I seem to have read quite a lot this year, partly due to being off sick for a few weeks. The texts that most stuck in my mind were Djuna Barnes's Nightwood, Stevie Davies's Impassioned Clay and Awakening, Melissa Harrison's All Among The Barley which I found problematic but was in retrospect too harsh about, Emily Dickinson's poetry – re-reading it for teaching just plunged me back into a wondrous world, Emerson's essays, Milkman (predictably), Sophie Mackintosh's The Water Cure, Kevin Barry's Night Boat to Tangier, Emma Dabiri's Don't Touch My Hair (extra marks for the Solange reference), Kate Charlesworth's joyous but also moving Sensible Footwear, Niall Griffiths's Broken Ghost (disclaimer: we're friends and I'm in the acknowledgements for no reason I can imagine) and Pullman's The Secret Commonwealth even though it needed pruning. I've definitely read more books by men than women this year but the ones that stayed with me are mostly by women.

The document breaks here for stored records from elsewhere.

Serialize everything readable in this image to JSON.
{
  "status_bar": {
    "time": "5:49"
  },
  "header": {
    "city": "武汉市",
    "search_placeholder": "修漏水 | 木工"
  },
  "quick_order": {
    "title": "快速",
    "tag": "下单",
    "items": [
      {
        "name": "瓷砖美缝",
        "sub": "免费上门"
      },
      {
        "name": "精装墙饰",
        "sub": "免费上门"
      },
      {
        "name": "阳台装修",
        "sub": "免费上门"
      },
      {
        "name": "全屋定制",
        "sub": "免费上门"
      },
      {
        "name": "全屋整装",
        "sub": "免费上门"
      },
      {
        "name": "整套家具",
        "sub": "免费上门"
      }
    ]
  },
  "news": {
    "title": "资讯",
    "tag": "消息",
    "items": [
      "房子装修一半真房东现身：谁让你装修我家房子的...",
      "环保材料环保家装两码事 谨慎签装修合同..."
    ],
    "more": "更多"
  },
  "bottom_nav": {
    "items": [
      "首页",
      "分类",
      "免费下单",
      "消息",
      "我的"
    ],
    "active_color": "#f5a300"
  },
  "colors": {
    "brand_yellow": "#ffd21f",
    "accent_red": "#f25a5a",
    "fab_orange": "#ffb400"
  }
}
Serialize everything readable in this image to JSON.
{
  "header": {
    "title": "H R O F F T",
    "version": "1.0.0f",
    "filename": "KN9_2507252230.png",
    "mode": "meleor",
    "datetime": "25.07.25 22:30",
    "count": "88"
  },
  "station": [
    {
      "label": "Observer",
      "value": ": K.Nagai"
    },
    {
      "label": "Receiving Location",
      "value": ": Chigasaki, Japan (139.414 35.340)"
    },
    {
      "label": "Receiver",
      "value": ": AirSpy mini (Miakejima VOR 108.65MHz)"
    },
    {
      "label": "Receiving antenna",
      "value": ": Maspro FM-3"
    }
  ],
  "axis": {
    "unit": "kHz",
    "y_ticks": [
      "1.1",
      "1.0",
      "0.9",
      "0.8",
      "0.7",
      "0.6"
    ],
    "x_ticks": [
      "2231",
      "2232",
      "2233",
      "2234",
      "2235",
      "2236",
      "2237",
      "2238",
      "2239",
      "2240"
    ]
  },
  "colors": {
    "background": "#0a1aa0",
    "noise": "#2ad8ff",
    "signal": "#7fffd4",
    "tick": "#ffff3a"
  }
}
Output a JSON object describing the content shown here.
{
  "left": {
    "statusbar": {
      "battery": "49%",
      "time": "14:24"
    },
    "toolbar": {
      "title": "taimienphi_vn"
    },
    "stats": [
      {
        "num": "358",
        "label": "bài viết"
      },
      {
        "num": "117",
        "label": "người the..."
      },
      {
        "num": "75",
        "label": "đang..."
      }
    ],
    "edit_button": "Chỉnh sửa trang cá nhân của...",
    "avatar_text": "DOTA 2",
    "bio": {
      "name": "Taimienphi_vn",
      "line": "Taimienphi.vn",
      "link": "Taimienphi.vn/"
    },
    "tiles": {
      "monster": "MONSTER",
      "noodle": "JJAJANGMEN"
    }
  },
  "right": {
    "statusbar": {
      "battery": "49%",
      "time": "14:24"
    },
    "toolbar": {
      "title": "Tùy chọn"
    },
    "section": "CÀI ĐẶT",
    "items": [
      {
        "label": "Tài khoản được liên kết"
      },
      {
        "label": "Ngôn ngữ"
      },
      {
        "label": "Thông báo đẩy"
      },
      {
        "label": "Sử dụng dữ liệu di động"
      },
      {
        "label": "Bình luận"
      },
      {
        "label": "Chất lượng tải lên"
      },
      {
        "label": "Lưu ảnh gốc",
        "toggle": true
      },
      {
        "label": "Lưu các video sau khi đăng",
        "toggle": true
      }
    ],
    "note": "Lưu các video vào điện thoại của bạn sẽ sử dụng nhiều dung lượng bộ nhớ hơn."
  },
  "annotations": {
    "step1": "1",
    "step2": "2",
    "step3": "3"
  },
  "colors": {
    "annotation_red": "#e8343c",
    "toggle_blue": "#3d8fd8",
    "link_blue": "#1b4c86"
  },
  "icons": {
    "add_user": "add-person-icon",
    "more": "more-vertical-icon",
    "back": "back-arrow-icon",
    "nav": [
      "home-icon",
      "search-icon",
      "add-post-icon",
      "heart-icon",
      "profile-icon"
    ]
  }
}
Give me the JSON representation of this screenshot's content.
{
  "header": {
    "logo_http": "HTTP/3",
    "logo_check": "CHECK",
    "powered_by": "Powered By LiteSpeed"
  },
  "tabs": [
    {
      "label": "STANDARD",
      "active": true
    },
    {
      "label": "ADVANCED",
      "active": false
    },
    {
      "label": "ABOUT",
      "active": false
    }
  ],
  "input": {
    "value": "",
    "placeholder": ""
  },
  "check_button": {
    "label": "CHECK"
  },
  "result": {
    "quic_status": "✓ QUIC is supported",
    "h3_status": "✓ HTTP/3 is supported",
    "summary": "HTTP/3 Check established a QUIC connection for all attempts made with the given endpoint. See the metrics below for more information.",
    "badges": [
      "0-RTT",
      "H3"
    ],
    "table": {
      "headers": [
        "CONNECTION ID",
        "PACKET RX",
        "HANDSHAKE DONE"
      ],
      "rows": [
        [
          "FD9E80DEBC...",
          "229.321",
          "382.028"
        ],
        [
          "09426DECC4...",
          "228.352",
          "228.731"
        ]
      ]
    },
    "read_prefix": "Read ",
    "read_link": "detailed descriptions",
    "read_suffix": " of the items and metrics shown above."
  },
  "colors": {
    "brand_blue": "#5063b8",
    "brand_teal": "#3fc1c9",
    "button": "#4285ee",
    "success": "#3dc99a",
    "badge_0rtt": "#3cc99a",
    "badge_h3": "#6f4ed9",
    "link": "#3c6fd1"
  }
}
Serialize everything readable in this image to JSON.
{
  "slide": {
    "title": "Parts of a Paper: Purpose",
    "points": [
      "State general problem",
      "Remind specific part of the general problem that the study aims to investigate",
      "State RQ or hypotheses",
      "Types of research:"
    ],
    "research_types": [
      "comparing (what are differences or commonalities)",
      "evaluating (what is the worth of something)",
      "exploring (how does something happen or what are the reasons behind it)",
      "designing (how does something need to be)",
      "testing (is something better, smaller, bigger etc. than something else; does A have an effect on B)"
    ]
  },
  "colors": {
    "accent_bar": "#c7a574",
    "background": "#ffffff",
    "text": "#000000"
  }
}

Musically, the ones I mentioned above were recent purchases, but I've also listened to a lot of Kate Bush, Steve Reich, Meredith Monk, Julia Kent's Temporal, Audiobooks' Now, In A Minute, the new Nick Cave, The National and Sleater-Kinney albums. Speech Debelle's Speech Therapy feels like a forgotten classic already; Pauline Oliveros, quite a lot of medieval music and polyphonic choral work and Chvrches also featured prominently.
So that's it for 2019. I'll be in the office on Monday, then I'm going to lie down in a darkened room for a few days hoping that it will all have been a fever-dream. Nollaig shona duit, Nadolig hapus i chi, Happy Christmas to you all. All I want from Santa is enough students to keep my course open.